Like most Portuguese people, regardless of age, he wears sunglasses and a typical hat. Yet he can’t help winking and shielding his face with one hand from the sparkling sun; the other hand clutching yesterday’s newspaper, which might have been wrapped around a fresh flounder just this morning.
The air is pregnant with the scent of salt and moisture on this magnificent morning of blue skies as I walk onto the sand near the old man and the sea. I hear him murmur, so I turn my eyes to his weathered form.
A leathery and wrinkled face beneath the same type of hat has joined him. Together, the two men gaze at the blinding reflection of the sun against the horizon of the ocean. Unpacking fishing gear and bucket, they exchange a few words. Then the conversation ends. Patience and contentment take over the scene.

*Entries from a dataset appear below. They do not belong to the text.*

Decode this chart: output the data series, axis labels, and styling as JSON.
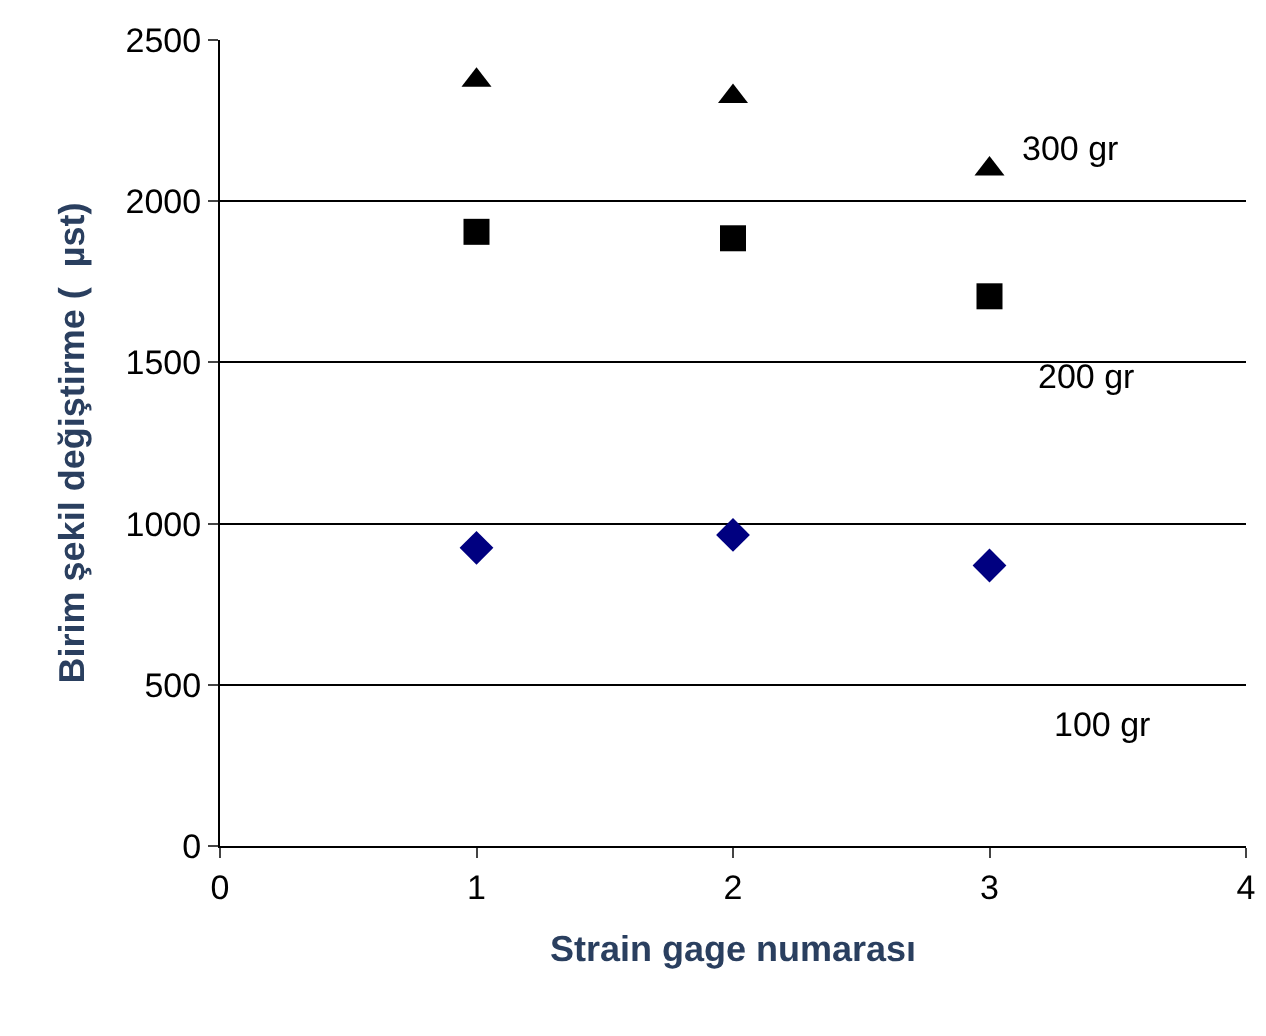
{
  "chart_data": {
    "type": "scatter",
    "xlabel": "Strain gage numarası",
    "ylabel": "Birim şekil değiştirme (  µst)",
    "x": [
      1,
      2,
      3
    ],
    "series": [
      {
        "name": "300 gr",
        "color": "#000000",
        "marker": "triangle",
        "values": [
          2375,
          2325,
          2100
        ]
      },
      {
        "name": "200 gr",
        "color": "#000000",
        "marker": "square",
        "values": [
          1905,
          1885,
          1705
        ]
      },
      {
        "name": "100 gr",
        "color": "#000080",
        "marker": "diamond",
        "values": [
          925,
          965,
          870
        ]
      }
    ],
    "xlim": [
      0,
      4
    ],
    "xticks": [
      0,
      1,
      2,
      3,
      4
    ],
    "ylim": [
      0,
      2500
    ],
    "yticks": [
      0,
      500,
      1000,
      1500,
      2000,
      2500
    ],
    "grid": "y",
    "legend": false
  }
}
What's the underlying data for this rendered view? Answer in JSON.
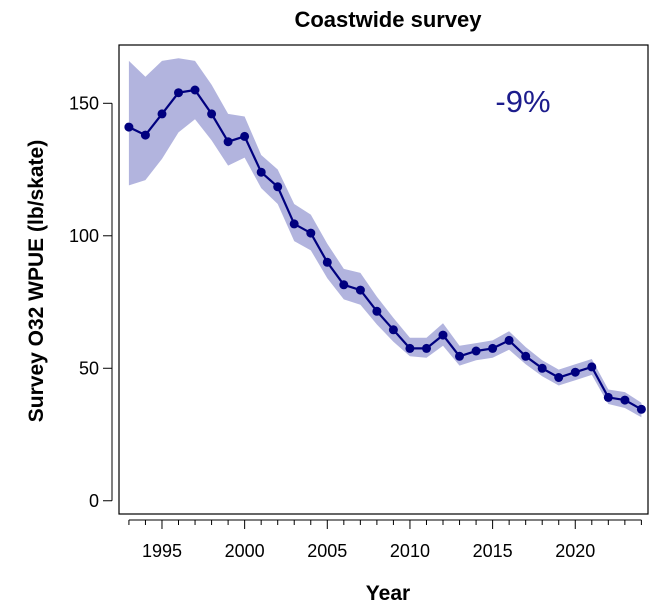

The silence and the sun’s comforting warmth lulls me into a deep revelry – and then, wham! – icy drops of cold water yank me from my peaceful state. Tall, unruly waves roll against the sharp rocks nearby, breaking against the small boats anchored at the dock just feet away. Brushing away the intruding wetness, I move back from the sea and continue my observation.

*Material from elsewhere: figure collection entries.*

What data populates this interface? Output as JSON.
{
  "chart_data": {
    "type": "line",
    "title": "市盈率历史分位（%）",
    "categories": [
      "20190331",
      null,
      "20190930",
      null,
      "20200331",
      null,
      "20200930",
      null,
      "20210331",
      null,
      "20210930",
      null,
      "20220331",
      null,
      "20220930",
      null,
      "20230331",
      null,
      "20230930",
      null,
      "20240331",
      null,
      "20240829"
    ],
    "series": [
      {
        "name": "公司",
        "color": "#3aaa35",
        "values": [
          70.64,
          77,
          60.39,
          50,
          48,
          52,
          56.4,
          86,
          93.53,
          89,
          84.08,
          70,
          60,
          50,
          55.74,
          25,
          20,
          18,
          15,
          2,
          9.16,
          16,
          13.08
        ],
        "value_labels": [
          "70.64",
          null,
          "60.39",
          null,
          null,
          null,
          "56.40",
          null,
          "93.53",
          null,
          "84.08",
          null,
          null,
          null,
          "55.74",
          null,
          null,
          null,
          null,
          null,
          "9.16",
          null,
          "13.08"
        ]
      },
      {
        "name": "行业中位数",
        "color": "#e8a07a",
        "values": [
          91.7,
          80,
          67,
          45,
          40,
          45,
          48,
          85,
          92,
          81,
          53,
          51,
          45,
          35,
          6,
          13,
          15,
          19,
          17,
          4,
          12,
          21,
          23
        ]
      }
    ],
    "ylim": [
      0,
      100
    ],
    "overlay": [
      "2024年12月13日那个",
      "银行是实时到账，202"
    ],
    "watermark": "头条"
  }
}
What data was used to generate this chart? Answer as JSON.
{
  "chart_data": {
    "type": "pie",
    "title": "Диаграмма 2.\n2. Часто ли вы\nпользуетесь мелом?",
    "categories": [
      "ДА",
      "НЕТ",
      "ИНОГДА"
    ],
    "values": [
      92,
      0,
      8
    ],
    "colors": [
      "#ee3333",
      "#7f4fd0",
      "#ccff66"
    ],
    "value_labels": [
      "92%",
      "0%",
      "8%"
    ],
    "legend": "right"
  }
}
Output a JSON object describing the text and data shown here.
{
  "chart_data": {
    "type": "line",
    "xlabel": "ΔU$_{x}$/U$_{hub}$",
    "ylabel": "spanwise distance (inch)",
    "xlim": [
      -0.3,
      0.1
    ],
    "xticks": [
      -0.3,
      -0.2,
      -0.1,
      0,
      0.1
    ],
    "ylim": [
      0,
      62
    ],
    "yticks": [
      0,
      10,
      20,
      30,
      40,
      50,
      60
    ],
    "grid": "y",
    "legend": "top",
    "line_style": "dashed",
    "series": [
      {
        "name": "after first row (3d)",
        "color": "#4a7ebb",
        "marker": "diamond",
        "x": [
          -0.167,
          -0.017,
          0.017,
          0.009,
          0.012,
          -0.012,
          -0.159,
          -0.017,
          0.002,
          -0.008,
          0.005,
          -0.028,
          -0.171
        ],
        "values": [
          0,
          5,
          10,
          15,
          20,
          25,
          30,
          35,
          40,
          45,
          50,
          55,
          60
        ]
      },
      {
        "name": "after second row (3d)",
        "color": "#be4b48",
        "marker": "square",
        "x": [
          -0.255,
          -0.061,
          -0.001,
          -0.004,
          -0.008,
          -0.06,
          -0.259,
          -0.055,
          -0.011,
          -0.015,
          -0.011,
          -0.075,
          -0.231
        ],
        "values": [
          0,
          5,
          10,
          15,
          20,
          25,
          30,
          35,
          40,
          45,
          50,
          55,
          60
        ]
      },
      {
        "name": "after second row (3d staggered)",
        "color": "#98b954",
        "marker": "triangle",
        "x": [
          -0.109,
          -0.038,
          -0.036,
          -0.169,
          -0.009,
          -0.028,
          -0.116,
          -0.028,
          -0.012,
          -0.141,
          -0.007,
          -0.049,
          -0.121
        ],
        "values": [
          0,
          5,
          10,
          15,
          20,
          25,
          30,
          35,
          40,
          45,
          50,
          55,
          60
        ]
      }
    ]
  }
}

Buoyed on top of sleek white surfboards, youngsters in black suits crawl across the water towards the horizon, eager to catch the next Big Bad Wave. Due to the constant exposure to sun, their long wet hair has more highlights than most other locals, for Portuguese hair is usually quite dark. I watch as surfers on the shore, wearing colorful Hawaiian shorts and shirts, shout with glee as they run to meet the eager waves.
It is just another typical spring day on the shores of Portugal.
Before making my home in the seaside village of São João do Estoril, I had imagined that the beaches would be deserted during this season. But in fact, the opposite is true: During summer, the walkway is empty, as everybody is sun-bathing in a horizontal position on the sand, while in spring and spring, people get their daily significant sun time in a vertical setting, either jogging, bicycling, walking their dogs, fishing, rollerblading or simply ocean-watching.
Just the other day, I watched a mother and her little girl have a picnic right next to the water. With her mouth still full of food, the girl pointed her finger at the horizon in total joy at a school of dolphins passing by.
The spring brings it own special beauty. While summer is a time for beach-lovers to focus on themselves and others, nature takes center stage during the spring. For it is in spring that nature shows her authority, her power.
That strength is ever present. My friendly, elderly neighbor has warned me on various occasions not to approach the water too closely, as powerful waves have sucked people into the vast waters, never to be seen again.
There is something compelling about the spring sea. I am mesmerized by its movements, its rhythms, and its strength. The constant roar of waves is a song to my ear, and my eyes grow weary watching seagulls overhead swoop and soar.
Such sights and sounds are regenerating food for the soul, a massage for the body wrought by inhuman hands. Best of all, the relaxation, the sights, the endless beauty come at no charge or expense. Nature’s best show costs nothing at all.